These are one of my favorite sandwiches because it has a great flavor, despite how some may think the combination of ingredients may be odd. Everything works together in sync and when toasted or grilled, the added crispness of the sandwich brings out the smooth, melted cheese that sits over the filling of pork and ham. To read about the great history of Cubano sandwiches, check out this link!
Everyone has their own versions of what they considered an authentic version of the classic Cubano sandwich. Personally I would rather get a toasted Cubano at my favorite Cuban grocery store (La Unica, for those who are in the Chicago area)... but the next best thing is to try making it at home. Below is how I make them at home based on the traditional recipe using ham, roasted pork, and cheese.
3-5 slices of deli ham
1 piece of thinly sliced pork steak (found at ethnic butchers, or ask your butcher to cut it for you)

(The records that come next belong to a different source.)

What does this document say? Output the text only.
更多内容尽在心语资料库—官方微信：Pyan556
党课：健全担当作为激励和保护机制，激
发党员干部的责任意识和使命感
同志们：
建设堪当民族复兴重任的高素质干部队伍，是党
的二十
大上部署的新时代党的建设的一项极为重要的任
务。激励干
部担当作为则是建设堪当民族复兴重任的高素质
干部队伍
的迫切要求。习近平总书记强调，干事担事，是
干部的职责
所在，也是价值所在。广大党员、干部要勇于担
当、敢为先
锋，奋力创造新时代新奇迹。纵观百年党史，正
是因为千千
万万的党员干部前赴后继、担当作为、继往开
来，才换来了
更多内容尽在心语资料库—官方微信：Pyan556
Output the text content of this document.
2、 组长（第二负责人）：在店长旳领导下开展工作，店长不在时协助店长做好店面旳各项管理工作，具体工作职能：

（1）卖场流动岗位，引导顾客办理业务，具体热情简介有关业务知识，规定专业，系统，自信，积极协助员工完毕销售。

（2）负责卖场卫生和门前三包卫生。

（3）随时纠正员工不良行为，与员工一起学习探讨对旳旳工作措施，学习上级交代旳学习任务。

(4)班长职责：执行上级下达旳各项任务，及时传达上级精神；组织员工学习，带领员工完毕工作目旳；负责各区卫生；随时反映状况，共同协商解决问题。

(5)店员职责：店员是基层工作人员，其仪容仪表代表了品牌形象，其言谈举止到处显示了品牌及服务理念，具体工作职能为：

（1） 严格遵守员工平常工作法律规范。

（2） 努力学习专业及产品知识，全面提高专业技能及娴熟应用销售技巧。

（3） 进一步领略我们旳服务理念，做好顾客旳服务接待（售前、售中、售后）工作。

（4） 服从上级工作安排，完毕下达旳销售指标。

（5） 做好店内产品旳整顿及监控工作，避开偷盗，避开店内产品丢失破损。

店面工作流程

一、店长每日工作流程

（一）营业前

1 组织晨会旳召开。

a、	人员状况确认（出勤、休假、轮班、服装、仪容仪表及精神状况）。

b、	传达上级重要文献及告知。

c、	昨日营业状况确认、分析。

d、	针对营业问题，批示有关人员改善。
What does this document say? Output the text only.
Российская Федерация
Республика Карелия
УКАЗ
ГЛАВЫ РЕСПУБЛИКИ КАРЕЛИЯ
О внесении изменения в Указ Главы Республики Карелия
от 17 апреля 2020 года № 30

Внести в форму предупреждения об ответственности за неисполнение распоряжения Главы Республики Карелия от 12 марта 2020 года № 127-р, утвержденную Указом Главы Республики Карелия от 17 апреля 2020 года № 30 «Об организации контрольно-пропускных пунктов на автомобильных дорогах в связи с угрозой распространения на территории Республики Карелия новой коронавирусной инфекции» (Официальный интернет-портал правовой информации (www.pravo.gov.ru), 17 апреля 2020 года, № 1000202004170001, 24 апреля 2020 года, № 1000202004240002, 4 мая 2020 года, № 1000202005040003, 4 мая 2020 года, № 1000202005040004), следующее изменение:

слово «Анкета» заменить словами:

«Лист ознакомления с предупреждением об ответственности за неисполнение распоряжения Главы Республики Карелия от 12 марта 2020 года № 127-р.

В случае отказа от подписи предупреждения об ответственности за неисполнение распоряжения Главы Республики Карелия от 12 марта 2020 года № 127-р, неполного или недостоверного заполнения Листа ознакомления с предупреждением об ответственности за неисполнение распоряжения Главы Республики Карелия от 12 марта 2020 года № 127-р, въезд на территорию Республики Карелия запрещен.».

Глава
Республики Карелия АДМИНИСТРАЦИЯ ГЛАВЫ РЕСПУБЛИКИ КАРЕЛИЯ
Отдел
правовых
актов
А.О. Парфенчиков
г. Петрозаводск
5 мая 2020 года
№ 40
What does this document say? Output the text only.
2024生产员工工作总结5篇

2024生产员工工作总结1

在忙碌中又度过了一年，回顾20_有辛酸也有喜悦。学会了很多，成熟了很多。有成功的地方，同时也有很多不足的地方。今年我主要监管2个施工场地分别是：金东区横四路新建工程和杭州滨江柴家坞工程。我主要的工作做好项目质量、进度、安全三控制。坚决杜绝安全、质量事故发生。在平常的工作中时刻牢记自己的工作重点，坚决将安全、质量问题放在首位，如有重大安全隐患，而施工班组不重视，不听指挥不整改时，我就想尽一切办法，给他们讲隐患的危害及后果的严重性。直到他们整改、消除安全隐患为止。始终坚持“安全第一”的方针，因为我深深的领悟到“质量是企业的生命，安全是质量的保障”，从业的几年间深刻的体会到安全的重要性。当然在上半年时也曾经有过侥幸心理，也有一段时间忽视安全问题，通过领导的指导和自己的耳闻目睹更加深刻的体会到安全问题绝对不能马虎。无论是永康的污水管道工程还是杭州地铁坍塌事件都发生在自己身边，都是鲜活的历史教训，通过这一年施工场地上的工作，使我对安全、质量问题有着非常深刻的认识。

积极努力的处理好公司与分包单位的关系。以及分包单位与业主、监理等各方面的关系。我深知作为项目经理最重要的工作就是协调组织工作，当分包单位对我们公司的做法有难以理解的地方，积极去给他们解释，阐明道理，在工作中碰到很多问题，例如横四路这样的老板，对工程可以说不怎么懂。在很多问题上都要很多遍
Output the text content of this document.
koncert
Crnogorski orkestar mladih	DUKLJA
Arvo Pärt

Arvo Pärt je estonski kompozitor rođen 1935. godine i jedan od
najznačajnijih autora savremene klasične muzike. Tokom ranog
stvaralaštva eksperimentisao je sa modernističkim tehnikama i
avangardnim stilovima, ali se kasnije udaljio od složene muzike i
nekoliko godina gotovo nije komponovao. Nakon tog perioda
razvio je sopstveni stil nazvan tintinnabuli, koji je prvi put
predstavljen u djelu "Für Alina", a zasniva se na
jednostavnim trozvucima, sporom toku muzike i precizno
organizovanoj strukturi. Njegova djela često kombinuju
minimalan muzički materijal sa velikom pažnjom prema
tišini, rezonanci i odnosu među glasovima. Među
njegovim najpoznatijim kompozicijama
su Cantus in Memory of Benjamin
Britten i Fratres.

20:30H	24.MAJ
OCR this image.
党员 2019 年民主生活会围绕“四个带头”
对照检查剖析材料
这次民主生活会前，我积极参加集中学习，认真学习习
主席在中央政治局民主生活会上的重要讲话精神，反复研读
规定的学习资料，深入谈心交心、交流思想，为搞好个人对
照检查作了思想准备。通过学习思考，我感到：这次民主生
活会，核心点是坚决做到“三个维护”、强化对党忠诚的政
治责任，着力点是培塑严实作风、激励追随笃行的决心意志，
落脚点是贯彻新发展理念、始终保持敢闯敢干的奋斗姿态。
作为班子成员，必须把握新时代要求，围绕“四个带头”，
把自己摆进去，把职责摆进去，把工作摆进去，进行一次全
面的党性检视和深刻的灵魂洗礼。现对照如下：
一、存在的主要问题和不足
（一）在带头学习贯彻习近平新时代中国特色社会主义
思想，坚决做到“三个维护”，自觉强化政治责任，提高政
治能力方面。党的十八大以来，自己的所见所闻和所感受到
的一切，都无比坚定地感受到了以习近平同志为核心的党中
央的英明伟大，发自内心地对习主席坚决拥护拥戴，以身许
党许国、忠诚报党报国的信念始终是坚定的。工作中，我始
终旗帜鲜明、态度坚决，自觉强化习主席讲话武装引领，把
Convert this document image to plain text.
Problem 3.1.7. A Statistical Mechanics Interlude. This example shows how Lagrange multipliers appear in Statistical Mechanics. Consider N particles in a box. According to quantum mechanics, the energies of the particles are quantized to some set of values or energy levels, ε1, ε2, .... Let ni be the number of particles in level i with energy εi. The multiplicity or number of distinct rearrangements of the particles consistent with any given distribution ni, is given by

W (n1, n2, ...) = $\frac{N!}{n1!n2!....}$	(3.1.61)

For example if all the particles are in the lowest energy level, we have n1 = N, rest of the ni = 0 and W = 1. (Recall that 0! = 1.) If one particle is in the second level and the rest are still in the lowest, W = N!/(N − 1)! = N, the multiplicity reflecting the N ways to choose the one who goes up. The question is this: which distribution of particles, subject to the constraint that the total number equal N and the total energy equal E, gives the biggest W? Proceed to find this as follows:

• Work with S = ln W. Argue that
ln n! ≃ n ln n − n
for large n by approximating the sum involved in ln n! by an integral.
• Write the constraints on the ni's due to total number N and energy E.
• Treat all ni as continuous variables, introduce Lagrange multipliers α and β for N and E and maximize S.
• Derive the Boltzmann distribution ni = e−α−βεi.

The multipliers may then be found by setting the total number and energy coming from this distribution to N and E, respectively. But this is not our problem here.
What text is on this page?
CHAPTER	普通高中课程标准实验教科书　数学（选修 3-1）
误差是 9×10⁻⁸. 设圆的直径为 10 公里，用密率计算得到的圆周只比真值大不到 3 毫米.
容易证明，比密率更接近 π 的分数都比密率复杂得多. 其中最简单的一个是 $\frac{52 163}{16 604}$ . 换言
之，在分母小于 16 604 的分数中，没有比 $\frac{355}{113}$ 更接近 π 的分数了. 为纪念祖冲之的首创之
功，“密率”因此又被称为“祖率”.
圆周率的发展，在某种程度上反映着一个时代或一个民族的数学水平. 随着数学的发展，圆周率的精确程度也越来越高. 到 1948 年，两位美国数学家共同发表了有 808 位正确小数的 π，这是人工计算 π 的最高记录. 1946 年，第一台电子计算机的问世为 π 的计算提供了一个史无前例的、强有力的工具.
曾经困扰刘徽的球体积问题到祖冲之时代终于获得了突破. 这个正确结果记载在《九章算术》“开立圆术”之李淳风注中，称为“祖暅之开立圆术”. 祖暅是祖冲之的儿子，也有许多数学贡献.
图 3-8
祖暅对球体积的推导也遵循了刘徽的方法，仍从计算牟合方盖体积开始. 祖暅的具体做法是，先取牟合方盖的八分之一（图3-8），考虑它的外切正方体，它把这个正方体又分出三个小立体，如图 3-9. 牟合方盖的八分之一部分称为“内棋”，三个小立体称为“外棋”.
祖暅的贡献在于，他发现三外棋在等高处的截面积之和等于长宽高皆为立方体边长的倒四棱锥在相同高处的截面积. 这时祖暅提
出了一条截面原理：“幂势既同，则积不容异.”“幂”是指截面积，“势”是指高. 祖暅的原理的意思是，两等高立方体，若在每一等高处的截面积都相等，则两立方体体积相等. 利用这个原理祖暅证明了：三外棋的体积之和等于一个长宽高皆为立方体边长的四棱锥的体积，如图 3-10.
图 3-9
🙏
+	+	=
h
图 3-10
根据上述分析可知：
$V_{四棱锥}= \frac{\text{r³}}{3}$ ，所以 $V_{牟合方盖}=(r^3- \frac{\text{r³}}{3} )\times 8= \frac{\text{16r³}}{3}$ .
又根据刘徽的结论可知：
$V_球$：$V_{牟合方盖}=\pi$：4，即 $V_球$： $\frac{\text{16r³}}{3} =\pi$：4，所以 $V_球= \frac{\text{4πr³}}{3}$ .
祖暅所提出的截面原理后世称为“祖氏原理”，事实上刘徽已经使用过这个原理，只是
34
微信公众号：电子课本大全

1-2 slices of swiss or provolone cheese
dill pickles (sliced)
1/2 tablespoon yellow mustard
1/2 tablespoon mayonnaise
Season your pork steak with salt and pepper and cook on the grill or in a grill pan.
Prepare your sandwich by slicing your bolillo bread in half lengthwise.
Spread the mustard on one half of the bread and spread the mayonnaise on the other half of the bread.
Place the grilled roast pork on one half of the sandwich.
Top the grilled pork with slices of ham.
Top the ham with your cheese and add the pickles to the other half of bread.
Combine the two bread halves and place on a hot grill pan or panini press. Grill the sandwich until toasty and the cheese begins to melt. Serve hot!
* To make this a vegetarian friendly sandwich, substitute the pork and ham with sliced and grilled portobello mushrooms and proceed with the recipe above.